A/N- don't know if the edit on the first chapter will show up, made a goof, hopefully it'll get fixed, or you just didn't notice… Here's to hoping things fix themselves!

Buffy,

Wow, I mean, what is there to write down for you? I'd feel more constrained if I knew you were going to read this, but since your overlooking the park, it's kind of hard to believe you'll ever get to see it. Why Giles is making us write these I have no earthly idea. Possibly to make himself feel better that he had us do some kind of tribute to you, the longest living slayer, his slayer, or just out of the fact that he thinks maybe you will get them, and come back to us. I tried, I really did, but there was no way to use magic to bring you back again. Buffy, I tried so hard but I couldn't do it. I let you down, I failed you.

I've failed you in so many aspects. The battle, I couldn't hold up the protection field long enough, maybe if I had been able to hold it up longer, you would have lived, instead of diving into the fire to save us all. It's all a matter of what if's now though Buffy. You're gone, and part of it's my fault. I couldn't save you with all the magic I knew. I tired you out worrying over if I was okay after Tara died, and my psycho phase. I wish I could have helped you instead of hindering you Buffy, but I feel like all I did was get in the way. This is the part where you're supposed to lend me some kind words saying, 'No Will, you're the bookworm, that's your specialty, and without that, there would be no point because we'd all be dead.' But those words will never come from your lips, because, well, your lips are sealed.
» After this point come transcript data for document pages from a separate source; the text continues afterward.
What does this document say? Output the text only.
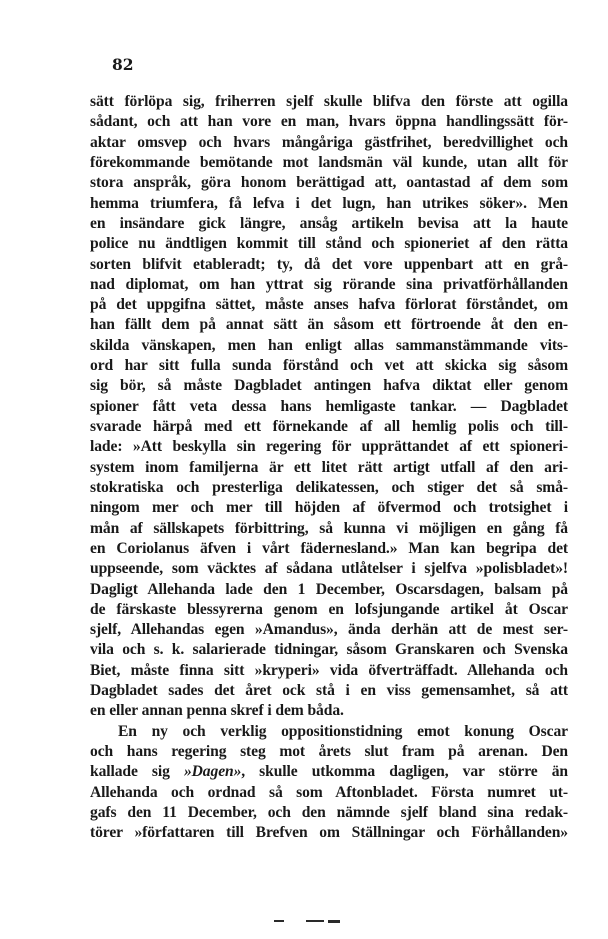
82
sätt förlöpa sig, friherren sjelf skulle blifva den förste att ogilla
sådant, och att han vore en man, hvars öppna handlingssätt för-
aktar omsvep och hvars mångåriga gästfrihet, beredvillighet och
förekommande bemötande mot landsmän väl kunde, utan allt för
stora anspråk, göra honom berättigad att, oantastad af dem som
hemma triumfera, få lefva i det lugn, han utrikes söker». Men
en insändare gick längre, ansåg artikeln bevisa att la haute
police nu ändtligen kommit till stånd och spioneriet af den rätta
sorten blifvit etableradt; ty, då det vore uppenbart att en grå-
nad diplomat, om han yttrat sig rörande sina privatförhållanden
på det uppgifna sättet, måste anses hafva förlorat förståndet, om
han fällt dem på annat sätt än såsom ett förtroende åt den en-
skilda vänskapen, men han enligt allas sammanstämmande vits-
ord har sitt fulla sunda förstånd och vet att skicka sig såsom
sig bör, så måste Dagbladet antingen hafva diktat eller genom
spioner fått veta dessa hans hemligaste tankar. — Dagbladet
svarade härpå med ett förnekande af all hemlig polis och till-
lade: »Att beskylla sin regering för upprättandet af ett spioneri-
system inom familjerna är ett litet rätt artigt utfall af den ari-
stokratiska och presterliga delikatessen, och stiger det så små-
ningom mer och mer till höjden af öfvermod och trotsighet i
mån af sällskapets förbittring, så kunna vi möjligen en gång få
en Coriolanus äfven i vårt fädernesland.» Man kan begripa det
uppseende, som väcktes af sådana utlåtelser i sjelfva »polisbladet»!
Dagligt Allehanda lade den 1 December, Oscarsdagen, balsam på
de färskaste blessyrerna genom en lofsjungande artikel åt Oscar
sjelf, Allehandas egen »Amandus», ända derhän att de mest ser-
vila och s. k. salarierade tidningar, såsom Granskaren och Svenska
Biet, måste finna sitt »kryperi» vida öfverträffadt. Allehanda och
Dagbladet sades det året ock stå i en viss gemensamhet, så att
en eller annan penna skref i dem båda.
En ny och verklig oppositionstidning emot konung Oscar
och hans regering steg mot årets slut fram på arenan. Den
kallade sig »Dagen», skulle utkomma dagligen, var större än
Allehanda och ordnad så som Aftonbladet. Första numret ut-
gafs den 11 December, och den nämnde sjelf bland sina redak-
törer »författaren till Brefven om Ställningar och Förhållanden»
I wish I could have known what it was like to be the slayer. To be all big and bad ass and strong. I really wish I could have. I mean, I know I'm not much, and I didn't help with much, I mean, I ripped you out of heaven, but still, I wish I could have shared in a little bit of what was going on in your life. You tried so hard to include me and Xander, and I can't fault you or anyone for that, you shouldn't have, but you did. But I still wish I knew what it was like to have the world resting on your shoulders. I mean, when I was at wicca rehab it felt like that, but only for a little while, then things just kind of faded away and got all peaceful. Like with fluffy bunnies and stuff. But I couldn't share in that burden with you Buffy, even when all the little Slayer's came into your house, I felt out of place because I wasn't one of them. I wasn't one of you guys, and I felt left out no matter how hard you tried. I guess it's just because I never realized how big of a responsibility it was to be a slayer, because I'd never had to deal with that before. (And I'm kinda glad I didn't have too…)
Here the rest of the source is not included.